Tuesday, January 15, 2013

I Found A "Time" Capsule At Work

As strange as that title is, it's more or less what I found. A fifty year old "Time" capsule. I was putting away some magazines when I found this shelved in with the Time Magazines (all for the current issue):
It's a Time Magazine all right, but it's dated from August 16, 1963. All I can think of is that a customer must have left it there. I brought it home out of curiosity about what was written up for that week. It's kind of neat, even just looking at the ads - for example, cigarette ads are everywhere in the magazine, even the back cover. Today that would be absolutely unthinkable.

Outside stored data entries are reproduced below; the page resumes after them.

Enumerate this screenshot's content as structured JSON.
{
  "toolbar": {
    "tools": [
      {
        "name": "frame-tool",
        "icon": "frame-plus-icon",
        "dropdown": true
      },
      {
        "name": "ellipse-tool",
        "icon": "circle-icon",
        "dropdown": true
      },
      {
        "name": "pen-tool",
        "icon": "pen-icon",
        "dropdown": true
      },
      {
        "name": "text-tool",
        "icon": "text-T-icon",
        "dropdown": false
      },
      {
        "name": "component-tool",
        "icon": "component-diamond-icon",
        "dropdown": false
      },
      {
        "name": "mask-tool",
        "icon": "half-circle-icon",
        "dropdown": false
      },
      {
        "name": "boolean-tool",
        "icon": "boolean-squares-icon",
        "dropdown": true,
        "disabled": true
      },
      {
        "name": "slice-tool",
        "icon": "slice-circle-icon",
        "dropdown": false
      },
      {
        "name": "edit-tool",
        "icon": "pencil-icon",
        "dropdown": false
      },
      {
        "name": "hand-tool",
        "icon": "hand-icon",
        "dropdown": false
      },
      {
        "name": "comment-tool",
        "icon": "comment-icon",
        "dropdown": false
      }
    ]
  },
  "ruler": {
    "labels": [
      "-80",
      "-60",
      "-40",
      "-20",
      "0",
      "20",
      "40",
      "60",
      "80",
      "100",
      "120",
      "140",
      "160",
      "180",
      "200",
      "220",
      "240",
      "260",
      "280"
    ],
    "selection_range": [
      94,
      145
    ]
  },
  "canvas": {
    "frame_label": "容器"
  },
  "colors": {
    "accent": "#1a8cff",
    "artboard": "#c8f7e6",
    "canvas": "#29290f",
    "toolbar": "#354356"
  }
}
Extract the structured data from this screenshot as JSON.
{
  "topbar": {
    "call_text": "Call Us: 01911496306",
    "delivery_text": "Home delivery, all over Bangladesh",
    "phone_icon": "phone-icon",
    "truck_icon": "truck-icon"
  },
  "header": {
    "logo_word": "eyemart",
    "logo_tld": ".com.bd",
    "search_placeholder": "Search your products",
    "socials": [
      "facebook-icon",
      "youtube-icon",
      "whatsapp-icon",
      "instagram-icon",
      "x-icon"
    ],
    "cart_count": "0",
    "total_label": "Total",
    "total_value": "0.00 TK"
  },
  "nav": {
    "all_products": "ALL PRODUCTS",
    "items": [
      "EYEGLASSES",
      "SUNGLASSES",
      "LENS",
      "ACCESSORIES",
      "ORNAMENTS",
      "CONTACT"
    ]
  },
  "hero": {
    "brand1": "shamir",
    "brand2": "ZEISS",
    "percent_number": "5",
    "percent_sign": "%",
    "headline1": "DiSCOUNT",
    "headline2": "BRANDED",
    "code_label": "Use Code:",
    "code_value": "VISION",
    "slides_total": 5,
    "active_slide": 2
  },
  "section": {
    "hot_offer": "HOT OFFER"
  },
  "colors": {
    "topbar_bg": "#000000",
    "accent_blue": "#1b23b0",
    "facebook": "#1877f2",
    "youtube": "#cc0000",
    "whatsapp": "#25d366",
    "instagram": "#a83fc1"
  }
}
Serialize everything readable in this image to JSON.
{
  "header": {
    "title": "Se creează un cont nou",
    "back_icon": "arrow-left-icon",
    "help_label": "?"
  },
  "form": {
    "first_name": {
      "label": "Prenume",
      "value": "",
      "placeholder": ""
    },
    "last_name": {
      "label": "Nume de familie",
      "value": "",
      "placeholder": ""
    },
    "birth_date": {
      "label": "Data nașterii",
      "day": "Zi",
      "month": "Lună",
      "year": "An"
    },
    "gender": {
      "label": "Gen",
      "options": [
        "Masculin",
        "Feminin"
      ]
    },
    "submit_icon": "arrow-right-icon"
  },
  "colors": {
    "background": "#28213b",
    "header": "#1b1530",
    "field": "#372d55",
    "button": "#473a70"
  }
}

Interesting tidbits from the magazine:
  • A blurb for The Great Escape under the cinema listings. I guess the movie must have just been released around that date.
  • None of the bestsellers are at all familiar, at least to me.
  • The big piece of news for the USA is the signing of a nuclear test ban between the US and Russia. This was the time of the Cold War at it's height, or so I've been told
  • Part of an article about the end of segregation (or so I'm guessing. There's a page missing, and this is the end of the article)
Although the layout of the magazine doesn't seem to have changed much in the past fifty years, the writing style certainly has. And also the content. Much of the magazine covers personal stories as news and is very revealing as to how much society has changed over the intervening decades. For example, in the World Business section, Asia is subtitled "The Mysterious East".

I'm definitely finding that reading over this magazine has been both hilarious at times and an interesting snapshot on the events and attitudes of that time.

 The bestellers for the week of August 16, 1963:
Fiction
  1. The Shoes of the Fisherman, Morris L. West
  2. Elizabeth Appleton, John O'Hara
  3. City of Night, John Rechy
  4. The Glass-Blowers, Daphne Du Maurier
  5. Grandmother and the Priests, Taylor Caldwell
  6. Seven Days In May, Fletcher Knebel and Charles W. Bailey
  7. The Concubine, Norah Lofts
  8. Raise High The Roof Beam, J. D. Salinger
  9. The Bedford Incident, Mark Rascovich
  10. The Collector, John Fowles
Non Fiction
  1. The Fire Next Time, James Baldwin
  2. I Owe Russia $1,200, Bob Hope
  3. The Whole Truth And Nothing But, Hedda Hopper
  4. The Day They Shook The Plum Tree, Arthur H. Lewis
  5. My Darling Clementine, Jack Fishman
  6. Terrible Swift Sword, Bruce Catton
  7. Travels With Charley, John Steinbeck
  8. Forgotten Pioneer, Harry Golden
  9. The Wine Is Bitter, Milton Stover Eisenhower
  10. A Man Named John, Alden Hatch
Although I'm not familiar with most of these books, I was surprised to recognize some of the authors. I've read a couple of Taylor Caldwell's books and enjoyed them. And, who hasn't heard of John Steinbeck or J. D. Salinger?

Definitely this was a neat find - and takes the cake for the weirdest thing I've found left in the store to date.